Document/Corpus Functions

function check_doc(doc::Document)
	"Check Document parameters."

function check_corp(corp::Corpus)
	"Check Corpus parameters."

function readcorp(;docfile::String="", vocabfile::String="", userfile::String="", titlefile::String="", delim::Char=',', counts::Bool=false, readers::Bool=false, ratings::Bool=false)	
	"Load a Corpus object from text file(s)."

	### readcorp(:nsf)   	- National Science Foundation Corpus.
	### readcorp(:citeu)	- CiteULike Corpus.

function writecorp(corp::Corpus; docfile::String="", vocabfile::String="", userfile::String="", titlefile::String="", delim::Char=',', counts::Bool=false, readers::Bool=false, ratings::Bool=false)	
	"Write a corpus."

function abridge_corp!(corp::Corpus, n::Integer=0)
	"All terms which appear less than n times in the corpus are removed from all documents."

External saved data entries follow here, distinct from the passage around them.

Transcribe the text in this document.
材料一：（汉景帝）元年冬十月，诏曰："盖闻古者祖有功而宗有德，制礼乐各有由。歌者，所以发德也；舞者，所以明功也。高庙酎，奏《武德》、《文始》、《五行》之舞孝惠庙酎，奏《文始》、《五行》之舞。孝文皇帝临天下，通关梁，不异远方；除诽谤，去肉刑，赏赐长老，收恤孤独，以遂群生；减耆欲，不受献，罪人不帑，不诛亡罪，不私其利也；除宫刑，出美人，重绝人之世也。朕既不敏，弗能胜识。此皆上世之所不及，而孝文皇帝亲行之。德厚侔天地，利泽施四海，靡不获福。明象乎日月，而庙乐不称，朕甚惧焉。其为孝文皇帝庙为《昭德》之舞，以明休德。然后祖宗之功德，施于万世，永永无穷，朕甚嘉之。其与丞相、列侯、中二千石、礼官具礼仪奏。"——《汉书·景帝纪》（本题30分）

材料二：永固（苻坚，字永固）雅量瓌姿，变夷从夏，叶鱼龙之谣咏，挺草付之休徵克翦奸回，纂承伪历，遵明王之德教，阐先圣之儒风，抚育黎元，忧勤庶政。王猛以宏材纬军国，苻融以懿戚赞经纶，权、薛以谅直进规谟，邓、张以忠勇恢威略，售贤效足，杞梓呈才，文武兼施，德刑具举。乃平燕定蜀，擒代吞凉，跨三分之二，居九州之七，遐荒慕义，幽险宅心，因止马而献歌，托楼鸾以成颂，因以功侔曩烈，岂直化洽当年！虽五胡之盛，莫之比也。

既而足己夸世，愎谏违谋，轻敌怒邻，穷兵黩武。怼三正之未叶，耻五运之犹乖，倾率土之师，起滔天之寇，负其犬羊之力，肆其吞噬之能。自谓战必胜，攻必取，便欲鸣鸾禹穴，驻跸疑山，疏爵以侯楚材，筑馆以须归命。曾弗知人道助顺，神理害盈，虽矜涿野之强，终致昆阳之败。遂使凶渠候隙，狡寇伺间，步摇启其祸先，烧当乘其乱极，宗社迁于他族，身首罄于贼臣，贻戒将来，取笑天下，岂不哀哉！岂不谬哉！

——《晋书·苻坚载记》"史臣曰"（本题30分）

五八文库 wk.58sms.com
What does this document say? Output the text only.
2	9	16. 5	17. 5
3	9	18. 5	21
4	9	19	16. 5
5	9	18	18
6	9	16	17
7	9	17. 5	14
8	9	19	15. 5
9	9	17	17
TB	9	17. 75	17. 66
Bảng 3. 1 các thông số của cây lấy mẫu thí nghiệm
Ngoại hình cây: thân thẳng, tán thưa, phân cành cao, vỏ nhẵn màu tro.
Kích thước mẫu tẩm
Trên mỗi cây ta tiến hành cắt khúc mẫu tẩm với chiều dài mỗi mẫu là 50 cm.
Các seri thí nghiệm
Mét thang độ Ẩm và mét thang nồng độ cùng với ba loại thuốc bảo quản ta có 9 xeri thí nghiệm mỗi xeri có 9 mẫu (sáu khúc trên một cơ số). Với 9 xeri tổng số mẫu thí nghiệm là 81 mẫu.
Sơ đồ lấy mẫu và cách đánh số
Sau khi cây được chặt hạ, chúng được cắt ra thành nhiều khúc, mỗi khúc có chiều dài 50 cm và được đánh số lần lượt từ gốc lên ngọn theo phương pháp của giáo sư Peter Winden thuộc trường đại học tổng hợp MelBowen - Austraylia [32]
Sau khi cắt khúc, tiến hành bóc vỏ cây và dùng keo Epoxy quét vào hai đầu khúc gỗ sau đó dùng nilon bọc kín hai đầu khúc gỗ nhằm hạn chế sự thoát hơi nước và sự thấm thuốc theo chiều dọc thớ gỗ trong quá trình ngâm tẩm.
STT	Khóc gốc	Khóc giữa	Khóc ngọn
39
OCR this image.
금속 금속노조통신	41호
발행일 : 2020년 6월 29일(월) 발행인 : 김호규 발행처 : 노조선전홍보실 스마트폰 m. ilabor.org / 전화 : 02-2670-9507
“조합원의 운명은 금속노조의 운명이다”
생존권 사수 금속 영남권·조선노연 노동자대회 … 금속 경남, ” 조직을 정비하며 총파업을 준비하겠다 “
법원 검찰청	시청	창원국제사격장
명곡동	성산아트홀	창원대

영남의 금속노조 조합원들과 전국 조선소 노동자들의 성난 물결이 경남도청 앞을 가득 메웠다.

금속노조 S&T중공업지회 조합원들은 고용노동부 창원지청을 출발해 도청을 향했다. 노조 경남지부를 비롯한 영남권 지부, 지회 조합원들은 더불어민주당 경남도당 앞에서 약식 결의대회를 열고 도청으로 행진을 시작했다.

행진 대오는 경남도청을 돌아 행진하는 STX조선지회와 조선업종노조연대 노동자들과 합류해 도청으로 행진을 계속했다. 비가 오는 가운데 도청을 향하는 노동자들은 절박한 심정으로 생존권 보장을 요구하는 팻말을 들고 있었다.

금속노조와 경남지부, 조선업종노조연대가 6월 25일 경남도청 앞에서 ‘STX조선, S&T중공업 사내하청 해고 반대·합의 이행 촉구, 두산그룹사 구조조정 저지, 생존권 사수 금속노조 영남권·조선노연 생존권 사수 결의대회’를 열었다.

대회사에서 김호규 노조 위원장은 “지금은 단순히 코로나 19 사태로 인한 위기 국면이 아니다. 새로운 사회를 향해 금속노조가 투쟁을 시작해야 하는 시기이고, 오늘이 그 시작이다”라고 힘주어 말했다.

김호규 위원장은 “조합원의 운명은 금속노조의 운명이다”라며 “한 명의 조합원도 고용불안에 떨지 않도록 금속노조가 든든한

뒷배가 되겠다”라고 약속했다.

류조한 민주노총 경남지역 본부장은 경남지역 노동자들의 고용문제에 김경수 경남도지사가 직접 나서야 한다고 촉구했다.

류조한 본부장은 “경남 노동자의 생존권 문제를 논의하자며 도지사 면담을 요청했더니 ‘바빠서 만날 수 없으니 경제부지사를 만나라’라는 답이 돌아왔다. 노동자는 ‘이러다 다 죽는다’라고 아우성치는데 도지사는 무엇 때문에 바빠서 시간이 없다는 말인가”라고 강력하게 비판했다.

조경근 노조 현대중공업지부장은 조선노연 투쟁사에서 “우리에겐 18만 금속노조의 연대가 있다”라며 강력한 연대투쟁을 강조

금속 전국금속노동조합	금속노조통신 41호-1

function alphabetize_corp!(corp::Corpus; vocab::Bool=true, users::Bool=true)
	"Alphabetize vocab and/or user dictionaries."

function remove_terms!(corp::Corpus; terms::Vector{String}=[])
	"Vocab keys for specified terms are removed from all documents."

function compact_corp!(corp::Corpus; vocab::Bool=true, users::Bool=true)
	"Relabel vocab and/or user keys so that they form a unit range."

function condense_corp!(corp::Corpus)
	"Ignore term order in documents."
	"Multiple seperate occurrences of terms are stacked and their associated counts increased."

function pad_corp!(corp::Corpus; vocab::Bool=true, users::Bool=true)
	"Enter generic values for vocab and/or user keys which appear in documents but not in the vocab/user dictionaries."

function remove_empty_docs!(corp::Corpus)
	"Documents with no terms are removed from the corpus."

function remove_redundant!(corp::Corpus; vocab::Bool=true, users::Bool=true)
	"Remove vocab and/or user keys which map to redundant values."
	"Reassign Document term and/or reader keys."

function stop_corp!(corp::Corpus)
	"Filter stop words in the associated corpus."

function trim_corp!(corp::Corpus; vocab::Bool=true, users::Bool=true)
	"Those keys which appear in the corpus vocab and/or user dictionaries but not in any of the documents are removed from the corpus."

function trim_docs!(corp::Corpus; terms::Bool=true, readers::Bool=true)
	"Those vocab and/or user keys which appear in documents but not in the corpus dictionaries are removed from the documents."

function fixcorp!(corp::Corpus; vocab::Bool=true, users::Bool=true, abridge::Integer=0, alphabetize::Bool=false, condense::Bool=false, pad::Bool=false, remove_empty_docs::Bool=false, remove_redundant::Bool=false, remove_terms::Vector{String}=String[], stop::Bool=false, trim::Bool=false)
	"Generic function to ensure that a Corpus object can be loaded into a TopicModel object."
	"Either pad_corp! or trim_docs!."
	"compact_corp!."
	"Contains other optional keyword arguments."

function showdocs(corp::Corpus, docs / doc_indices)
	"Display document(s) in readable format."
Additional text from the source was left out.